Holds The World Hostage”, Moreland cleverly leaves the identity of the “one man” in question open. He could be one of any number of the men currently endangering humanity, whether it’s a world leader with access to nuclear weapons, an oil CEO pursuing ever-greater profits in spite of the threat posed by climate change, or just an average Joe with hate in his heart. But all of these “one men” have something in common. As Moreland sings, “One man holds the world hostage ‘cause he’s afraid of his feelings”. This is the line that unifies the album’s social commentary with the personal journey that Moreland describes. The denial and avoidance that most of us rely on to cope with the relentless speed and noise of modern life are, if allowed to fester, also the source of our greatest dangers. If we don’t work through our shit, Moreland suggests, we all have the potential to turn to the dark side. Moreland’s narration of his journey back to his muse is more than a simple anecdote, then. The steps that he took - simplify your life, then listen to that deep and quiet voice inside of you long and hard - form a road map for all of us toward some sort of healing, not just for ourselves individually, but potentially for society as a whole.
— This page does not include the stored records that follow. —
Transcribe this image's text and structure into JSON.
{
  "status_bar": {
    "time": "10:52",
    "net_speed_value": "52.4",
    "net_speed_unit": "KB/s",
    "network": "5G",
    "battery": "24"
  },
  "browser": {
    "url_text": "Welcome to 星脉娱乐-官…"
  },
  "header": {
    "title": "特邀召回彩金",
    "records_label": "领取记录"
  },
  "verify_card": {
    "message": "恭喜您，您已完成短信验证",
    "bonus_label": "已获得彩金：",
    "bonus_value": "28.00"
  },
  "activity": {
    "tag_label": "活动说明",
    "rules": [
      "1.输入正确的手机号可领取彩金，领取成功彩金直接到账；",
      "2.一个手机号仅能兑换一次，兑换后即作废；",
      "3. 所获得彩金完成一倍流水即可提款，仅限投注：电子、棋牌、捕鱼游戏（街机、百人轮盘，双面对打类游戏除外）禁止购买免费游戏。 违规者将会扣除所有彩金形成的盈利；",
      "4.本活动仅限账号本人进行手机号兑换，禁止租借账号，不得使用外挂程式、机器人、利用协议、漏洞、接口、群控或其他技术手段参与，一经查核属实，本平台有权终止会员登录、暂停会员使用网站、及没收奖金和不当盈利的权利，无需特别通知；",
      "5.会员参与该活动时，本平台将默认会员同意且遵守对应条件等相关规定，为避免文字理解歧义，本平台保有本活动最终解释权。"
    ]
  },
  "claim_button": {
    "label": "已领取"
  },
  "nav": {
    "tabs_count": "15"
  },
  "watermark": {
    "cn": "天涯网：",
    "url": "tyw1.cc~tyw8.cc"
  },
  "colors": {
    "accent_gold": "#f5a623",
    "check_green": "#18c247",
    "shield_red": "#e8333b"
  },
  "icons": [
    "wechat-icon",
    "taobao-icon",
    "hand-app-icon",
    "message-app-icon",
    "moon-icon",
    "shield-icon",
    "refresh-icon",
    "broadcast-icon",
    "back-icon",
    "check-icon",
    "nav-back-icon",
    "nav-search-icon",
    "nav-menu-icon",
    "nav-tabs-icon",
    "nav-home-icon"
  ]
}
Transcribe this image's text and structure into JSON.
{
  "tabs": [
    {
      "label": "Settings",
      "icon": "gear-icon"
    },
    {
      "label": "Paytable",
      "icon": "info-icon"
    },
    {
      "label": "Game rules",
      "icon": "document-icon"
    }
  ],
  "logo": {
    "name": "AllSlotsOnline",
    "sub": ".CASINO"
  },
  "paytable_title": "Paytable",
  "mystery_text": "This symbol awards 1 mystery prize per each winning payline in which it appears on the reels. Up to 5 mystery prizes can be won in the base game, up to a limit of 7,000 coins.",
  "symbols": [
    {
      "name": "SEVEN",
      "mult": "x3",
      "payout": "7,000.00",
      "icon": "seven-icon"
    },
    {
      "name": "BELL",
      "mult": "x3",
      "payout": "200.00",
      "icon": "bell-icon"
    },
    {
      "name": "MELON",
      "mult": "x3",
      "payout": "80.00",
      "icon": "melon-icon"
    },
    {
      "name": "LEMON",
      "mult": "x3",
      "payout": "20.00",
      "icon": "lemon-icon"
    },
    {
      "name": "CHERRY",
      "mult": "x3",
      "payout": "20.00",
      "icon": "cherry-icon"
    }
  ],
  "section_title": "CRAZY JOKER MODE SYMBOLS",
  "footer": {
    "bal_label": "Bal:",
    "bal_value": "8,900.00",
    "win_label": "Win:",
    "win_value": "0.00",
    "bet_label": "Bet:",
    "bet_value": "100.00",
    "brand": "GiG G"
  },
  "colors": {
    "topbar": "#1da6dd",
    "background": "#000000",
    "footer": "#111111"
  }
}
John Moreland is known for writing lines that hit you in the gut, but many of the best moments on Visitor are more subtle. The significance of one of the record’s best lines, from “The More You Say, The Less It Means,” may take multiple listens to fully sink in: “Some folks say and some folks know”. This line sums up John Moreland’s worldview very neatly. It lays out the dichotomy of truth and lies that Moreland has spent his entire career examining, but now more elegantly than ever. On the one hand, there are people who constantly talk (or sing, or write, or post online) without deep thought or reflection - often irresponsibly, even dangerously, and for personal gain. These are the “weary worn-out fools” and “famous false prophets” he lambasted on In The Throes, or the subject of “One Man Holds The World Hostage” on Visitor. And on the other hand, there are folks who know - those who commit themselves to the pursuit of truth and wisdom, and who only say things when they fully know them to be true. In Moreland’s book, the artist’s true calling is to be one of the latter - the “folks who know”. While John Moreland has already earned a spot in the pantheon of the great singer-songwriters of his generation, Visitor confirms his place in that much loftier Hall Of Fame.